What is the HECM for Purchase (H4P)?
A Home Equity Conversion Mortgage (HECM) for Purchase is a reverse mortgage loan that allows homeowners age 62 and older to buy a home using a larger down payment to build the necessary equity in the home rather than using all their available assets.
Purchase a New Home with No Monthly Payments*
What is a Home Equity Conversion Mortgage for Purchase (H4P)?
The H4P program allows buyers to combine a down payment with loan proceeds to purchase a new home and not make a loan payment* as long you they live in the home.
H4P can increase your purchasing power, and make it easier to afford the home you want. The most important feature of this type of loan is that there is NO personal financial liability for the buyer(s), their heirs, or their estate for any loan balance that exceeds the value of the home when it is being sold to repay the loan.
H4P Eligibility Requirements Set by the Federal Government
- You must be at least 62 years old. (This applies to all co-owners listed on the home’s title)
- The home you are buying must be your primary residence and must meet FHA/HUD guidelines. Eligible properties are single-family homes and FHA- approved condominiums.
- You must have your down payment or “required investment” from an allowable source. While certain restrictions apply, these are generally funds you have had for at least 90 days or the sale of an asset that you already own. The most common sources of the down payment money are proceeds from the sale of a current home or money the buyer has in a checking, savings, CD, retirement or investment account.
Using the Home Equity Conversion Mortgage (H4P)
Home Equity Conversion Mortgages/Reverse Mortgages are normally used by Seniors to remain in their homes while drawing money from their home.
- Seniors age 62 and over buying a home as their primary residence make a down payment and then use a Reverse Mortgage to finance the remaining purchase price.

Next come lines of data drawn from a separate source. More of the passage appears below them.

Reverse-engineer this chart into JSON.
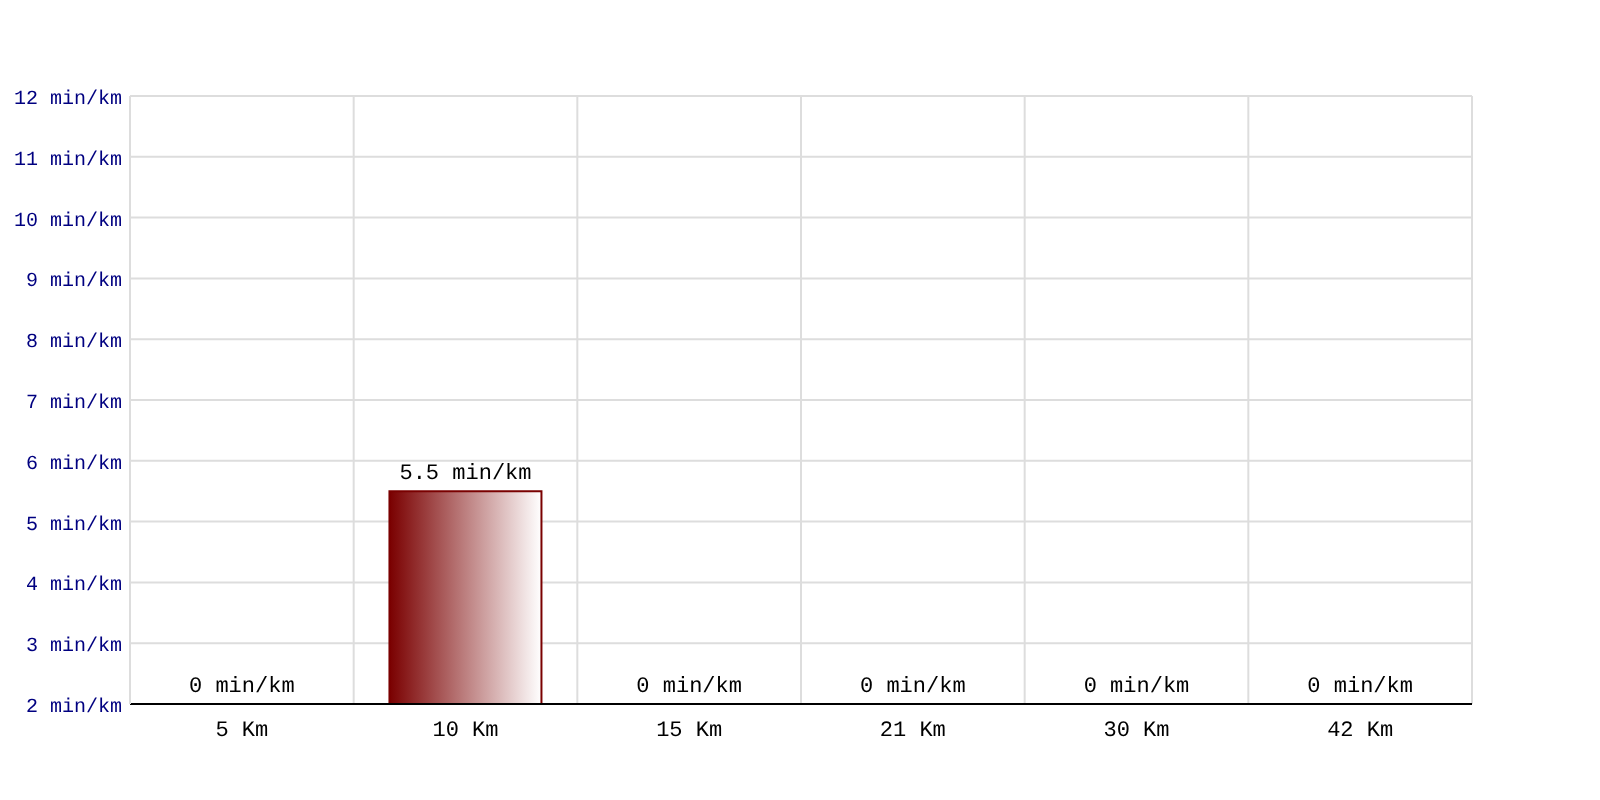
{
  "chart_data": {
    "type": "bar",
    "categories": [
      "5 Km",
      "10 Km",
      "15 Km",
      "21 Km",
      "30 Km",
      "42 Km"
    ],
    "values": [
      null,
      5.5,
      null,
      null,
      null,
      null
    ],
    "value_labels": [
      "0 min/km",
      "5.5 min/km",
      "0 min/km",
      "0 min/km",
      "0 min/km",
      "0 min/km"
    ],
    "color": "#7a0000",
    "ylim": [
      2,
      12
    ],
    "yticks": [
      {
        "value": 2,
        "label": "2 min/km"
      },
      {
        "value": 3,
        "label": "3 min/km"
      },
      {
        "value": 4,
        "label": "4 min/km"
      },
      {
        "value": 5,
        "label": "5 min/km"
      },
      {
        "value": 6,
        "label": "6 min/km"
      },
      {
        "value": 7,
        "label": "7 min/km"
      },
      {
        "value": 8,
        "label": "8 min/km"
      },
      {
        "value": 9,
        "label": "9 min/km"
      },
      {
        "value": 10,
        "label": "10 min/km"
      },
      {
        "value": 11,
        "label": "11 min/km"
      },
      {
        "value": 12,
        "label": "12 min/km"
      }
    ],
    "grid": true
  }
}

- No monthly payments are required*; interest accrues on the mortgage over time and balance is paid when the house is sold. Just as with a traditional mortgage, any remaining equity at the time of sale goes to the homeowner or his or her estate.
Purchasing seniors can typically borrow between 50 and 60% of the sale price up to the FHA maximum of $726,525. Loan to Value is determined by the age of the youngest borrower.
Reverse mortgages are incredibly flexible borrowing tools. Seniors can choose to borrow the maximum allowed at closing or borrow less and leave a portion of the loan in a line of credit for future use. Interest is only charged on the funds drawn similar to a traditional Home Equity Loan. Money not drawn in the line of credit is guaranteed to grow at the same adjustable interest rate that is being charged on the line of credit, even if the home value drops.
Seniors that are retired may have trouble meeting the new underwriting requirements for regular mortgages, which are primarily based on income and not assets; while reverse mortgages have much easier income and credit requirements. A reverse mortgage allows seniors the option buy a different home to better suit their physical needs, be closer to family, or move to a warmer climate.
Many seniors will use the proceeds from the sale of their previous home or their investments assets to purchase a home. By using a Reverse Mortgage for Purchase to buy a home, seniors can reduce the amount of their down payment and help maximize funds in their investment accounts.
*Borrower is responsible for property taxes, homeowner’s insurance, HOA and property maintenance in order for the loan to remain in good standing. A HECM is a home-secured loan that must be repaid upon default or a maturity event, such as when the home is sold, all homeowners have passed away, or the last surviving borrower no longer lives there as their primary residence.